Ginny verabschiedete sich in Richtung Fünftklässler. Ron sag etwas missmutig drein, als sie Michael Corner begrüßte.

"Ich dachte sie steht jetzt auf Dean Thomas?", fragte er wie nebenbei Hermine." Tja, keine Ahnung. Lass uns lieber hineingehen.", antwortete sie grinsend und zog ihn mit sich .

In der Eingangshalle trafen sie die Hufflepuffs und Ravenclaws, die höchstwarscheinich schon früher angelegt haben. Hermine bemerkte, wie Harry Cho winkte, doch sie ignorierte ihn mit hochgezogener Nase. "Zicke.", murmelte er und Hermine konnte sich ein Grinsen nicht verkneifen.

"Da ist ja unser Lieblingspaar!", rief eine laute Stimme hinter ihnen. Die drei Freunde drehten sich um und zu Hermines Missfallen erkannte sie Malfoy und seine Bodyguards, welche gerade zur Türe hereinkamen.

"Was meinst du?", fragte Ron angriffslustig. In den Augenwinkeln sah sie, wie Harrys Hand seinen Zauberstab suchte.

"Du weißt es noch nicht Weasley? Sie haben es dir nicht gesagt? Das Schlammblut lässt sich öfters mal von Potty durchficken! Aber ich habs dir schon mal gesagt, Granger, das schädigt deine Lebensgeister!! Also würde ich es an deiner Stelle lieber sein lassen noch mehr Schwänze zu beschmutzen."

"Du Arschloch!", schrie Harry und wollte einen Fluch abfeuern, doch Ron lief dazwischen .

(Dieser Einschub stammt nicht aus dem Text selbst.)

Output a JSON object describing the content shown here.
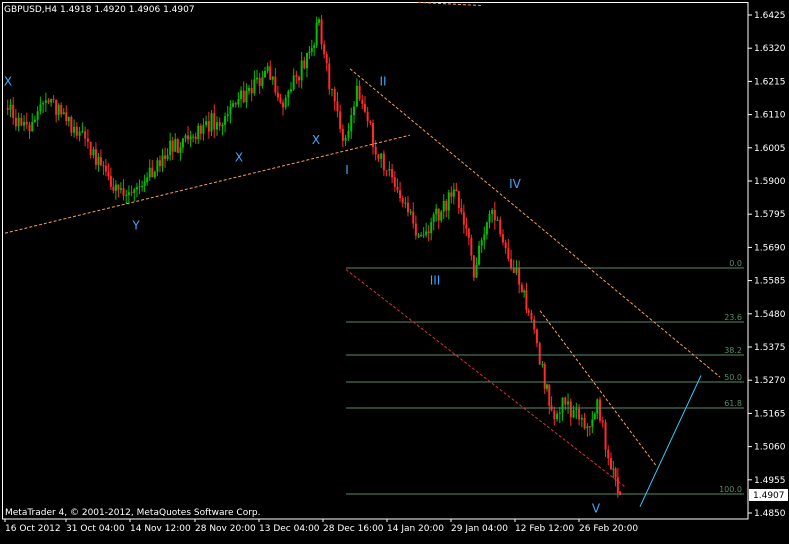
{
  "header": {
    "symbol_line": "GBPUSD,H4  1.4918 1.4920 1.4906 1.4907"
  },
  "footer": {
    "copyright": "MetaTrader 4, © 2001-2012, MetaQuotes Software Corp."
  },
  "colors": {
    "background": "#000000",
    "axis": "#ffffff",
    "bull_candle": "#00c000",
    "bear_candle": "#ff2a2a",
    "price_tag_bg": "#ffffff",
    "trendline": "#ffa040",
    "fib_lines": "#5a8a6a",
    "wave_labels": "#3fa8ff",
    "projection": "#33ccff",
    "channel_red": "#e03020"
  },
  "chart_data": {
    "type": "candlestick",
    "symbol": "GBPUSD",
    "timeframe": "H4",
    "ohlc": {
      "open": 1.4918,
      "high": 1.492,
      "low": 1.4906,
      "close": 1.4907
    },
    "last_price_tag": "1.4907",
    "ylim": [
      1.482,
      1.646
    ],
    "y_ticks": [
      "1.6425",
      "1.6320",
      "1.6215",
      "1.6110",
      "1.6005",
      "1.5900",
      "1.5795",
      "1.5690",
      "1.5585",
      "1.5480",
      "1.5375",
      "1.5270",
      "1.5165",
      "1.5060",
      "1.4955",
      "1.4850"
    ],
    "x_ticks": [
      "16 Oct 2012",
      "31 Oct 04:00",
      "14 Nov 12:00",
      "28 Nov 20:00",
      "13 Dec 04:00",
      "28 Dec 16:00",
      "14 Jan 20:00",
      "29 Jan 04:00",
      "12 Feb 12:00",
      "26 Feb 20:00"
    ],
    "price_path": [
      [
        "16 Oct 2012",
        1.613
      ],
      [
        "21 Oct",
        1.606
      ],
      [
        "26 Oct",
        1.615
      ],
      [
        "31 Oct 04:00",
        1.608
      ],
      [
        "5 Nov",
        1.598
      ],
      [
        "11 Nov",
        1.585
      ],
      [
        "14 Nov 12:00",
        1.588
      ],
      [
        "20 Nov",
        1.598
      ],
      [
        "28 Nov 20:00",
        1.608
      ],
      [
        "3 Dec",
        1.61
      ],
      [
        "13 Dec 04:00",
        1.625
      ],
      [
        "17 Dec",
        1.615
      ],
      [
        "23 Dec",
        1.628
      ],
      [
        "26 Dec",
        1.64
      ],
      [
        "28 Dec 16:00",
        1.622
      ],
      [
        "2 Jan",
        1.602
      ],
      [
        "5 Jan",
        1.618
      ],
      [
        "10 Jan",
        1.601
      ],
      [
        "14 Jan 20:00",
        1.587
      ],
      [
        "21 Jan",
        1.572
      ],
      [
        "29 Jan 04:00",
        1.588
      ],
      [
        "2 Feb",
        1.562
      ],
      [
        "6 Feb",
        1.582
      ],
      [
        "12 Feb 12:00",
        1.556
      ],
      [
        "14 Feb",
        1.548
      ],
      [
        "17 Feb",
        1.53
      ],
      [
        "19 Feb",
        1.516
      ],
      [
        "22 Feb",
        1.52
      ],
      [
        "26 Feb 20:00",
        1.51
      ],
      [
        "1 Mar",
        1.518
      ],
      [
        "4 Mar",
        1.5
      ],
      [
        "6 Mar",
        1.4907
      ]
    ],
    "fibonacci_levels": [
      "0.0",
      "23.6",
      "38.2",
      "50.0",
      "61.8",
      "100.0"
    ],
    "wave_labels": [
      "X",
      "Y",
      "X",
      "X",
      "I",
      "II",
      "III",
      "IV",
      "V"
    ],
    "annotations": [
      "trendline",
      "downtrend channel",
      "projection line"
    ]
  }
}
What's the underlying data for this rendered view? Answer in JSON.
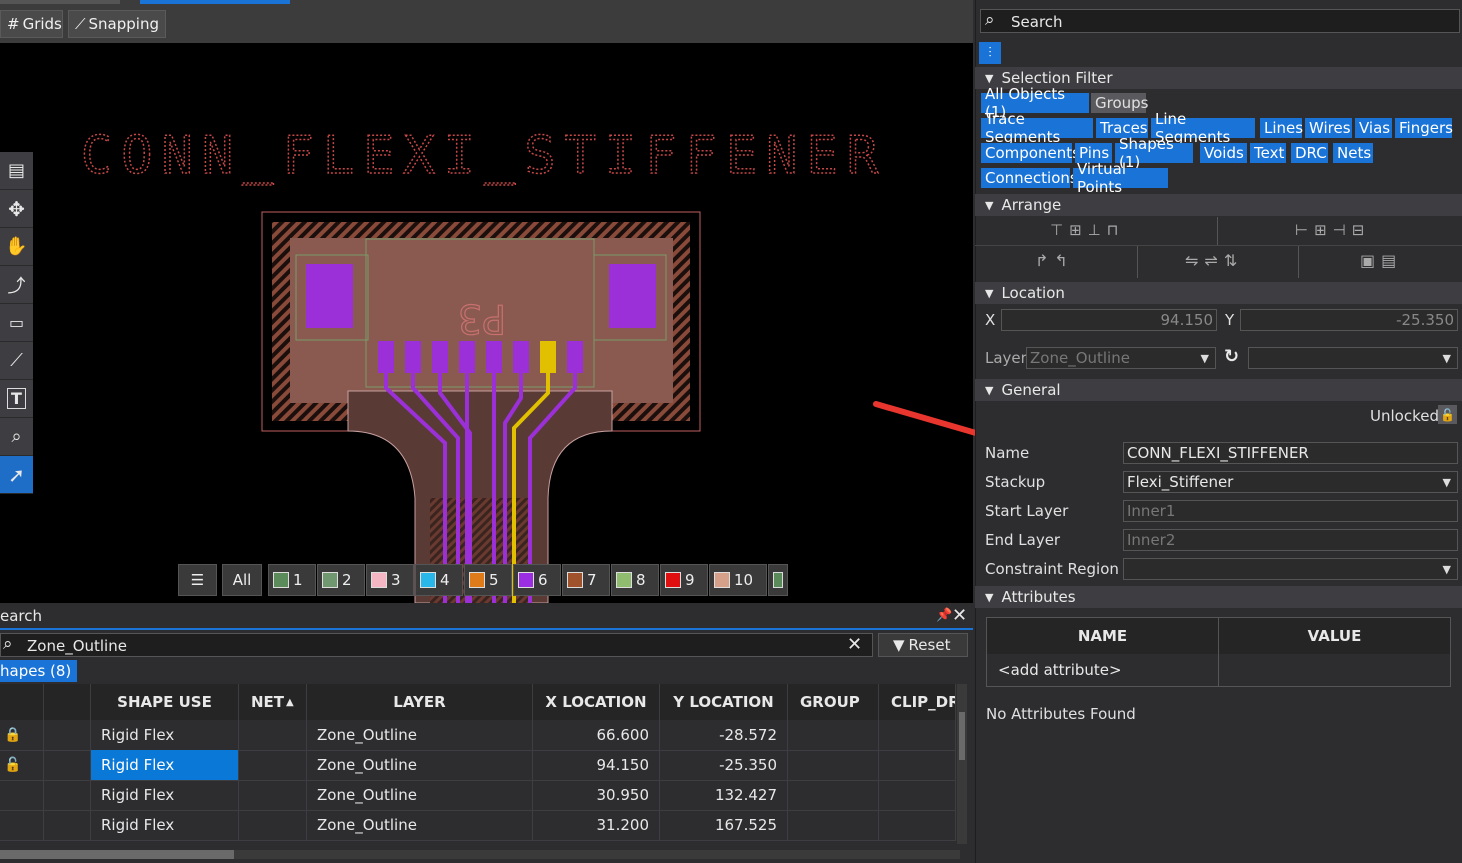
{
  "toolbar": {
    "grids_label": "Grids",
    "snapping_label": "Snapping"
  },
  "canvas": {
    "board_title": "CONN_FLEXI_STIFFENER",
    "ref_designator": "P3"
  },
  "layers": {
    "all_label": "All",
    "items": [
      {
        "label": "1",
        "color": "#5b8a5b"
      },
      {
        "label": "2",
        "color": "#6f9870"
      },
      {
        "label": "3",
        "color": "#f4b6c2"
      },
      {
        "label": "4",
        "color": "#29b6e8"
      },
      {
        "label": "5",
        "color": "#e07b1a"
      },
      {
        "label": "6",
        "color": "#9a2ee0"
      },
      {
        "label": "7",
        "color": "#a0522d"
      },
      {
        "label": "8",
        "color": "#8fbc6f"
      },
      {
        "label": "9",
        "color": "#e01010"
      },
      {
        "label": "10",
        "color": "#d4a08a"
      }
    ]
  },
  "search": {
    "panel_title": "earch",
    "query": "Zone_Outline",
    "reset_label": "Reset",
    "results_tab": "hapes (8)",
    "columns": [
      "SHAPE USE",
      "NET",
      "LAYER",
      "X LOCATION",
      "Y LOCATION",
      "GROUP",
      "CLIP_DRA"
    ],
    "rows": [
      {
        "locked": "locked",
        "shape_use": "Rigid Flex",
        "layer": "Zone_Outline",
        "x": "66.600",
        "y": "-28.572"
      },
      {
        "locked": "unlocked",
        "shape_use": "Rigid Flex",
        "layer": "Zone_Outline",
        "x": "94.150",
        "y": "-25.350"
      },
      {
        "locked": "",
        "shape_use": "Rigid Flex",
        "layer": "Zone_Outline",
        "x": "30.950",
        "y": "132.427"
      },
      {
        "locked": "",
        "shape_use": "Rigid Flex",
        "layer": "Zone_Outline",
        "x": "31.200",
        "y": "167.525"
      }
    ]
  },
  "right": {
    "search_placeholder": "Search",
    "selection_filter": {
      "title": "Selection Filter",
      "chips": [
        "All Objects (1)",
        "Groups",
        "Trace Segments",
        "Traces",
        "Line Segments",
        "Lines",
        "Wires",
        "Vias",
        "Fingers",
        "Components",
        "Pins",
        "Shapes (1)",
        "Voids",
        "Text",
        "DRC",
        "Nets",
        "Connections",
        "Virtual Points"
      ]
    },
    "arrange_title": "Arrange",
    "location": {
      "title": "Location",
      "x_label": "X",
      "x_value": "94.150",
      "y_label": "Y",
      "y_value": "-25.350",
      "layer_label": "Layer",
      "layer_value": "Zone_Outline"
    },
    "general": {
      "title": "General",
      "lock_state": "Unlocked",
      "name_label": "Name",
      "name_value": "CONN_FLEXI_STIFFENER",
      "stackup_label": "Stackup",
      "stackup_value": "Flexi_Stiffener",
      "start_layer_label": "Start Layer",
      "start_layer_value": "Inner1",
      "end_layer_label": "End Layer",
      "end_layer_value": "Inner2",
      "constraint_label": "Constraint Region",
      "constraint_value": ""
    },
    "attributes": {
      "title": "Attributes",
      "col_name": "NAME",
      "col_value": "VALUE",
      "add_row": "<add attribute>",
      "empty_text": "No Attributes Found"
    }
  },
  "colors": {
    "accent": "#1a73d6",
    "arrow": "#e8362e",
    "selected_cell": "#0a78d7"
  }
}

Er schaute erst Hermine und Harry an, schüttelte dann mit dem Kopf und verließ lautstark die Halle. Hermine sah, wie Cho es ihm gleichtat, nicht ohne ein Wer in Harrys Richtung zu murmeln. Der ganze Saal war totenstill. Alle Augen richteten sich auf Harry und Hermine.

Wie auf Bestellung trat Professor McGonagall ein.

"Was ist hier denn los? Würde es ihnen etwas ausmachen, in die große Halle zu gehen, oder auf was warten sie?, sagte die Lehrerin barsch und drängte die Schüler in die große Halle. Hermine fühlte sich miserabel. Alle Schüler beobachteten sie und tuschelten unter vorgehaltenen Händen. Auch Harry schien es nicht besser zu gehen. Mit hängenden Schultern setzte er sich neben sie. Doch Hermine war dies alles ein Rätsel.

Wie? Wie in Gottes Namen hatte er davon erfahren?

"Wem hast du es alles erzählt?", fragte Harry kühl.

"Hey, ich hab es nur Ginny erzählt. Wie ich dir gesagt habe. Ehrlich." Hermine wollte auf der Stelle losheulen. Wie unfassbar peinlich das alles doch war! Jetzt wusste es die ganze Schule!

"Wir haben ein Problem." sagte er genauso desinteressiert.

"Ich weiß, Harry. Wir sollten gleich nach dem Essen Ron suchen gehen." Sie bemühte sich ihre Stimme ruhig zu halten. Aber diese lästernden Schüler um sie herum waren einfach unerträglich.

"Nein, wir warten besser bis morgen. Er wird uns jetzt nicht zuhören." Harry sah sie nicht an. Was sollte das? War das Schlamassel jetzt etwa ihre Schuld?

Nach dem Festessen begab sich Hermine eilends in ihren Schlafsaal und zog die Vorhänge zu. Das Letzte was sie wollte, war von Lavender und Parvati über diese Peinlichkeit ausgefragt zu werden. Stattdessen entschied sie sich den lang ersehnten Brief an ihre Eltern zu schreiben. Die Uhr zeigte viertel vor elf, als Hermine ihn ein letztes Mal durchlas.

Liebe Mama und lieber Papa,

ich darf erst jetzt in Hogwarts diesen Brief an euch schreiben. Professor McGonagall hat mir erzählt, welch Unglück dir wiederfahren ist, meine liebe Mama. Ich hoffe es geht dir gut und das Ministerium hat für euren Schutz gesorgt. Ich möchte das du dich davon erholen kannst. Bitte schreibt mir ganz genau was in jener Nacht passiert ist, denn ich möchte mich auf vermeintliche Angriffe vorbreiten. Und bitte: Wenn du irgendwelche Nachwirkungen hast, dann gehe doch in das St.Mungo Hospital und nicht zu einem normalen Arzt. Vertraue mir, diese Heiler können weit mehr als gewöhnliche Ärzte.

Mir geht es soweit gut und fühle mich hier sicher. Ich frage mich nur, wo Professor Dumbledore wohl sein könnte, denn er ist noch nicht angekommen. Bitte sagt mir, wenn ihr etwas darüber wisst.

Schreibt mir so bald es geht zurück!

In Liebe

eure Tochter Hermine

Ja, so kann ich es lassen, dachte sich Hermine. Doch sie war zu müde um noch hoch in die Eulerei zu gehen, so dass sie einfach den Brief zur Seite schob und ihren Kopf auf das Kissen fallen ließ.